Meskipun lokasinya terpencil, skala kepulan asap menarik perhatian otoritas penerbangan, mencapai ketinggian hampir 20.000 kaki.

Al Jarwan mengatakan pusat peringatan abu vulkanik mengeluarkan peringatan kepada penerbangan sipil karena partikel halus dapat mempengaruhi mesin pesawat, visibilitas dan sistem navigasi. Dia mengatakan pihak berwenang di daerah tersebut menyarankan warga untuk tidak mendekati gunung berapi atau menghirup udara yang terkontaminasi.

Dia menambahkan bahwa peristiwa ini penting bagi para peneliti, karena memberikan kesempatan langka untuk mempelajari sistem vulkanik yang tidak aktif dan aktif kembali setelah ribuan tahun. Hal ini juga menyoroti pergerakan geologi yang sedang berlangsung di African Rift Valley, di mana pergeseran kerak bumi dapat memicu aktivitas vulkanik secara tiba-tiba.
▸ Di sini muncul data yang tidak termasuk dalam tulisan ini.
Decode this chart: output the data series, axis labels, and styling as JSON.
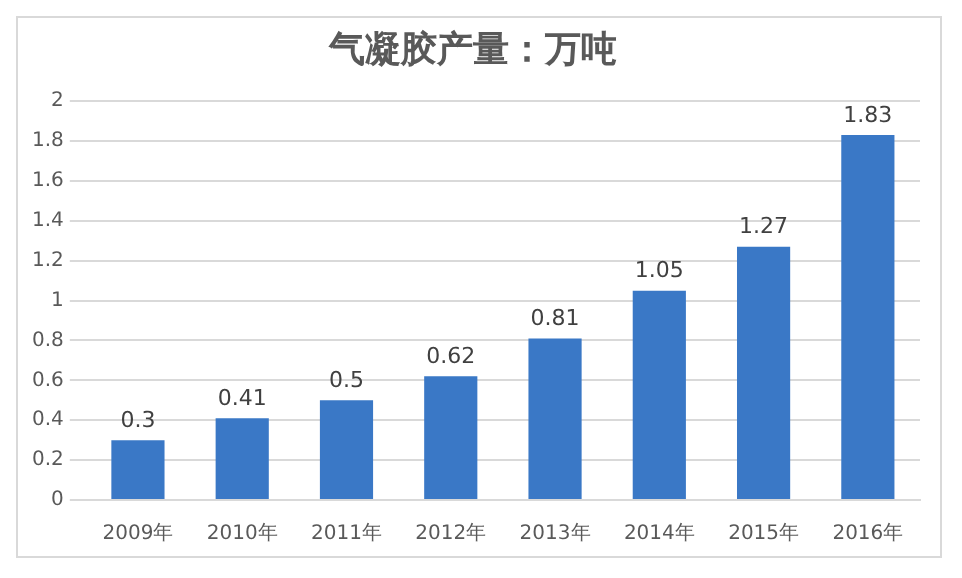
{
  "chart_data": {
    "type": "bar",
    "title": "气凝胶产量：万吨",
    "categories": [
      "2009年",
      "2010年",
      "2011年",
      "2012年",
      "2013年",
      "2014年",
      "2015年",
      "2016年"
    ],
    "values": [
      0.3,
      0.41,
      0.5,
      0.62,
      0.81,
      1.05,
      1.27,
      1.83
    ],
    "color": "#3a78c6",
    "ylim": [
      0,
      2
    ],
    "yticks": [
      0,
      0.2,
      0.4,
      0.6,
      0.8,
      1,
      1.2,
      1.4,
      1.6,
      1.8,
      2
    ],
    "grid": "y",
    "data_labels": true,
    "legend": false
  }
}
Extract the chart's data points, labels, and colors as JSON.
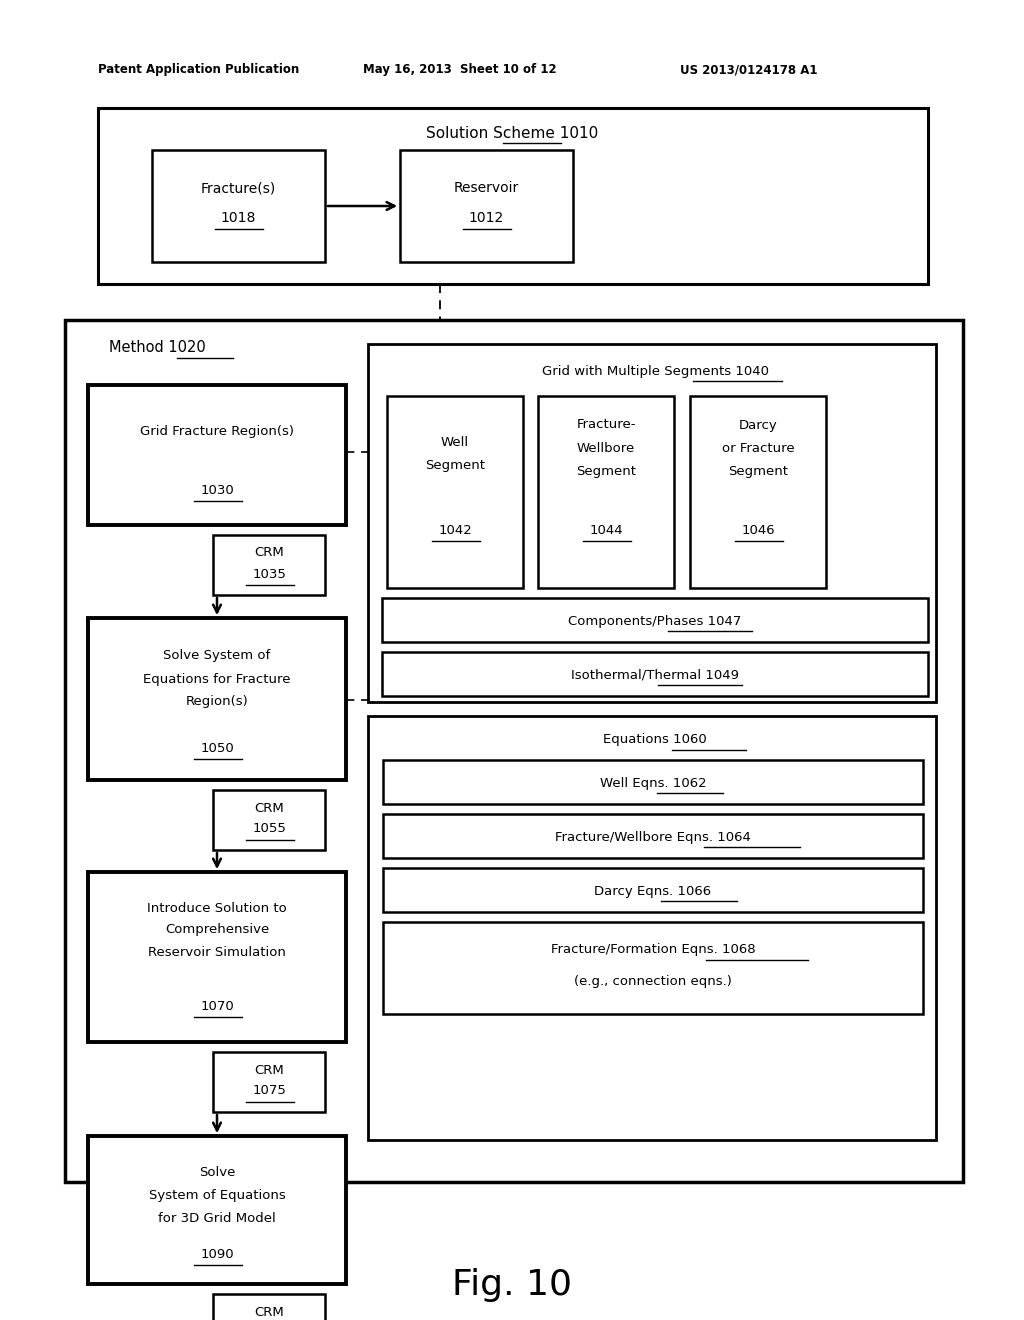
{
  "header_left": "Patent Application Publication",
  "header_mid": "May 16, 2013  Sheet 10 of 12",
  "header_right": "US 2013/0124178 A1",
  "fig_label": "Fig. 10",
  "bg_color": "#ffffff"
}
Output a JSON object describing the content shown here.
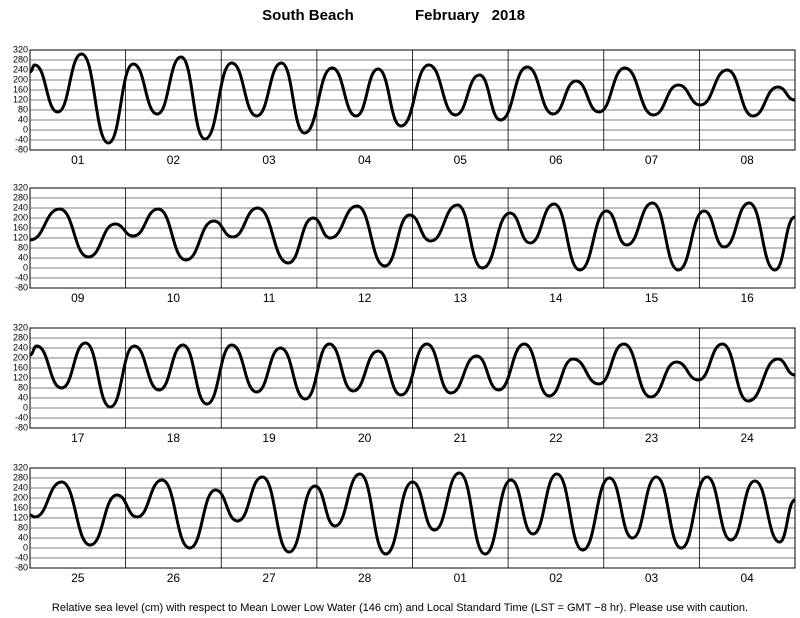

Meskipun letusan dilaporkan telah mereda, para ahli memperingatkan bahwa gunung berapi perisai dapat mengalami ledakan susulan, sehingga pemantauan lanjutan menjadi penting.

Menurut Al Jarwan, abu dan sulfur dioksida yang terbawa dapat menurunkan kualitas udara di sebagian wilayah Yaman dan Oman. Beberapa warga mungkin mengalami iritasi mata atau pernafasan, dan gas dapat bereaksi dengan uap air sehingga menghasilkan hujan asam ringan. Rute penerbangan di Laut Merah dan wilayah sekitarnya juga mungkin terpengaruh hingga kondisinya stabil.

Data dari VAAC Toulouse menunjukkan gumpalan abu dan gas bergerak ke arah timur laut menuju tepi selatan Jazirah Arab. Laporan media mengindikasikan bahwa jejak abu telah mencapai sebagian wilayah Yaman karena angin kencang. Badan-badan regional terus memantau pergerakan asap dalam beberapa hari mendatang karena arah angin dapat berubah.